If the kid (actor Philip Tanzini) had been, say, 12 or 13 or even 14, I might not feel altogether comfortable watching Demi Moore (19 at the time) give him a hot-mama kiss. But 15 is cool. Plus he was a showbiz kid. Plus he looked like a nerd — that doesn’t mean he wasn’t ready to slam ham at the drop of a hat.

Plus it was 1981 — the dawn of the tits ‘n’ zits era of movies (Losin’ It, All The Right Moves, Risky Business). Everybody knew the score, and the era of woke prudery was several decades off. Tanzini is now 56 years old and probably melting down over the memory.

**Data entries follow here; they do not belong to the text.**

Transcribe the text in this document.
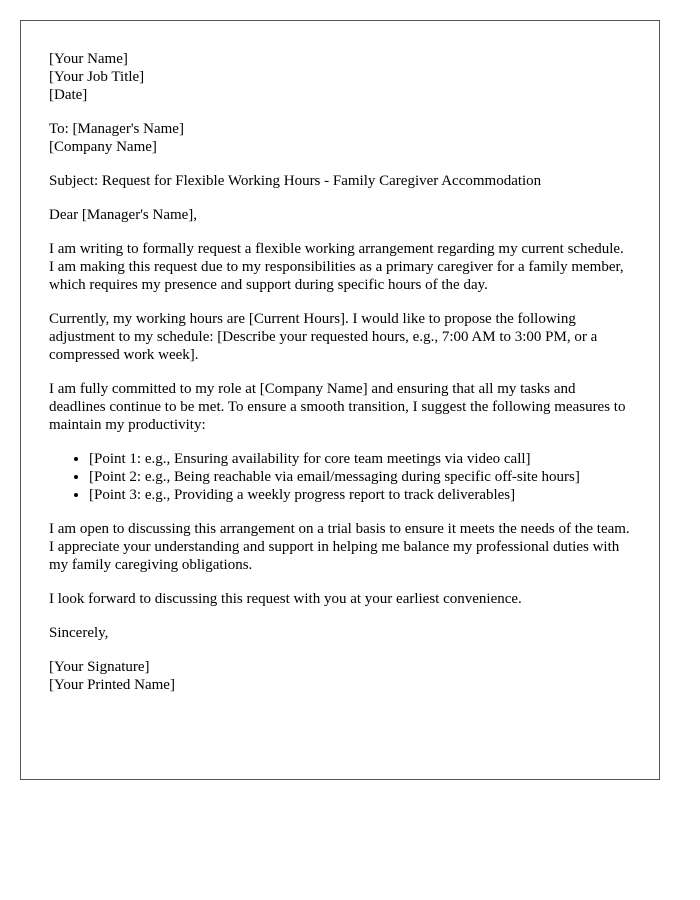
[Your Name]
[Your Job Title]
[Date]
To: [Manager's Name]
[Company Name]

Subject: Request for Flexible Working Hours - Family Caregiver Accommodation

Dear [Manager's Name],

I am writing to formally request a flexible working arrangement regarding my current schedule. I am making this request due to my responsibilities as a primary caregiver for a family member, which requires my presence and support during specific hours of the day.

Currently, my working hours are [Current Hours]. I would like to propose the following adjustment to my schedule: [Describe your requested hours, e.g., 7:00 AM to 3:00 PM, or a compressed work week].

I am fully committed to my role at [Company Name] and ensuring that all my tasks and deadlines continue to be met. To ensure a smooth transition, I suggest the following measures to maintain my productivity:

• [Point 1: e.g., Ensuring availability for core team meetings via video call]
• [Point 2: e.g., Being reachable via email/messaging during specific off-site hours]
• [Point 3: e.g., Providing a weekly progress report to track deliverables]

I am open to discussing this arrangement on a trial basis to ensure it meets the needs of the team. I appreciate your understanding and support in helping me balance my professional duties with my family caregiving obligations.

I look forward to discussing this request with you at your earliest convenience.

Sincerely,

[Your Signature]
[Your Printed Name]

I was 15 once, and my hormonal surges were like bodily volcanoes…Krakatoa, East of Java. I would’ve dropped to my knees, gotten out a hymn book and praised God if a hotsy-totsy 19 year-old actress had kissed me like that.

I was taking sneaky Saturday trips into Manhattan when I was 15, remember, and occasionally getting goosed by 40ish, creepy-looking gay guys on 42nd Street, and I more or less shrugged that shit off.

One day when I was 15 my mother told me to watch out for older women who might try to take advantage of me, and my only thought was “please…please, God…arrange for an older foxy woman to try to bring thoroughly immoral, anti-Christian sexual rapture into my life!”